Do you believe the economy can best be improved through city policies (yes) or national policies (no)?

  • Smaller communities are easier to regulate.

    City policies are much more capable of maintaining the economy on a smaller level, as they know what their individual region needs. Too much national oversight only leads to bureaucracy, and a mismanagement of resources as the higher-ups misunderstand what factors into each individual region's microeconomy. City policies allow for more micromanagement of each region, to maximize economic output.

  • It must be national policy.

    Very rarely do you see a local economy outlast or outdo a federal economy. Sure, there are certain cities that do better than the federal level--such as New York and Boston--but for the most part, federal law is the best way to go. Set the bar high federally and watch things improve.

  • National Policies are better

    Living in the city of Detroit all I can say is that they don't have much knowledge on how to help the economy and help the citizens of Detroit in general. So I would have to say that National policies would be way better for the economy. Detroit should follow what others have done, and improve on the economy that way. They should adept that the national policies.

  • No, I believe an economy can be best improved through national policies.

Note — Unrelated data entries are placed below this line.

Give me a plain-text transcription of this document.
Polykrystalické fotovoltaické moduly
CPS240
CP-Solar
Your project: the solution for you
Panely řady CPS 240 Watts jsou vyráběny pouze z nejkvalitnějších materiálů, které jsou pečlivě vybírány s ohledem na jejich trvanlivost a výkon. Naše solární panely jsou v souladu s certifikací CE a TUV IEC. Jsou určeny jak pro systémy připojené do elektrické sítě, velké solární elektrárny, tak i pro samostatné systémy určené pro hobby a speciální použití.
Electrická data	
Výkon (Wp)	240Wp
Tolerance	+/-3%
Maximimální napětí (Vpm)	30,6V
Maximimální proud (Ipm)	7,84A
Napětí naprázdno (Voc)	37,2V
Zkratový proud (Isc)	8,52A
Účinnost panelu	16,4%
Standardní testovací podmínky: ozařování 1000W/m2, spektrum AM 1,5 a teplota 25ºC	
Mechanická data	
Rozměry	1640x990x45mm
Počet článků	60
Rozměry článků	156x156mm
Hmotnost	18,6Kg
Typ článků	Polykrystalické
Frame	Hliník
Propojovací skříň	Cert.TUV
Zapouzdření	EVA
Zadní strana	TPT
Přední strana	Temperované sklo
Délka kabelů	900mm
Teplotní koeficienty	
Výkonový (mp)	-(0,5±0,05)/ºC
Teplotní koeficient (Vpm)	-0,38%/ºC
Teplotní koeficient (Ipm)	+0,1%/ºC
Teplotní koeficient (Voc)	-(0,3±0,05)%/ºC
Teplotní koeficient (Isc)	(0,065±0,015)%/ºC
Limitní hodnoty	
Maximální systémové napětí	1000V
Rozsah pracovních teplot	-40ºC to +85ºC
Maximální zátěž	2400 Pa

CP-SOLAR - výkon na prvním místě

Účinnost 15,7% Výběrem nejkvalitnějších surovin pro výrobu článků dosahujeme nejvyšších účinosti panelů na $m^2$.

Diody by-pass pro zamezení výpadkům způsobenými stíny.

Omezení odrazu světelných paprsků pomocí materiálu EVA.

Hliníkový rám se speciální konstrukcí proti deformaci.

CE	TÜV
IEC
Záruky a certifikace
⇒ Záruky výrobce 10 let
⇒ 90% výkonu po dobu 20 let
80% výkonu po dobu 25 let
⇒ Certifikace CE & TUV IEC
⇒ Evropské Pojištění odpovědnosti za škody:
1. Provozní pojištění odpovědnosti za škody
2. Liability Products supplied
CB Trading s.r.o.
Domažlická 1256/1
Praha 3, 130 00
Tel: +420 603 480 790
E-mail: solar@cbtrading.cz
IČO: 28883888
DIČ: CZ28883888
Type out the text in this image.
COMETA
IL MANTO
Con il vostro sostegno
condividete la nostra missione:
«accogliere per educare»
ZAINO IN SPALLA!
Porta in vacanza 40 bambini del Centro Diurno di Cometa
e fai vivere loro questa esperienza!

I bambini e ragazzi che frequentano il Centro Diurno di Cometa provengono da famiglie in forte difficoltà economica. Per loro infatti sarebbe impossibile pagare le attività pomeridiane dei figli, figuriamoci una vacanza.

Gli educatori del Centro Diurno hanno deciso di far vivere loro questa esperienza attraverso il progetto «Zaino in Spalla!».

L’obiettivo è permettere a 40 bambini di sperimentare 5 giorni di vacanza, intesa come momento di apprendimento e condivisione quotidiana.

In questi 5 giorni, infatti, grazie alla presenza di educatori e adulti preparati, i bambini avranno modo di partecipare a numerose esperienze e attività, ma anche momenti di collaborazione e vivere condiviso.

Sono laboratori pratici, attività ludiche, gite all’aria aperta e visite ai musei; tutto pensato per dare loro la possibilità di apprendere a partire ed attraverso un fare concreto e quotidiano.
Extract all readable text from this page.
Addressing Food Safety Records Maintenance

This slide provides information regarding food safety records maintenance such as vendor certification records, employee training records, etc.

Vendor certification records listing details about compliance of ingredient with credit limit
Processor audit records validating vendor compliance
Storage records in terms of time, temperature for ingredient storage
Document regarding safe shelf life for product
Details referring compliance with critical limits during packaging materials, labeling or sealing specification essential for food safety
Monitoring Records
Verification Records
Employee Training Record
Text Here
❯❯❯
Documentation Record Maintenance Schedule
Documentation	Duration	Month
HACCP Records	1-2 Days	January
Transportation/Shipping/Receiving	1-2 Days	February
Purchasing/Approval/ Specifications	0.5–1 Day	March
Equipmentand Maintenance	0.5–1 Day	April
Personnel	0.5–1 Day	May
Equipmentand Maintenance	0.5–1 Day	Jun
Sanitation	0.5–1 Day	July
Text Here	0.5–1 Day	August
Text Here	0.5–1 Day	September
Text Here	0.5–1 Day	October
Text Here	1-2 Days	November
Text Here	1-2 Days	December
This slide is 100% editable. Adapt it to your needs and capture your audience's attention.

    Overall implementing economic beneficial national policies will eventually reach the local level and benefit everyone, I think local/city policies can tweak those national policies to make sure they are as effective as possible in the area but overall I think national policies are better at improving the overall nations economy.

  • I think national policies work best.

    I think that both city and national policies have an effect on a local economy, but ultimately, the national policy will be the policy that drives the success of a city the most. If it is national policy that jobs are permitted to be driven out to India and other places for a fraction of the cost, then there isn't much that a city policy can do about that.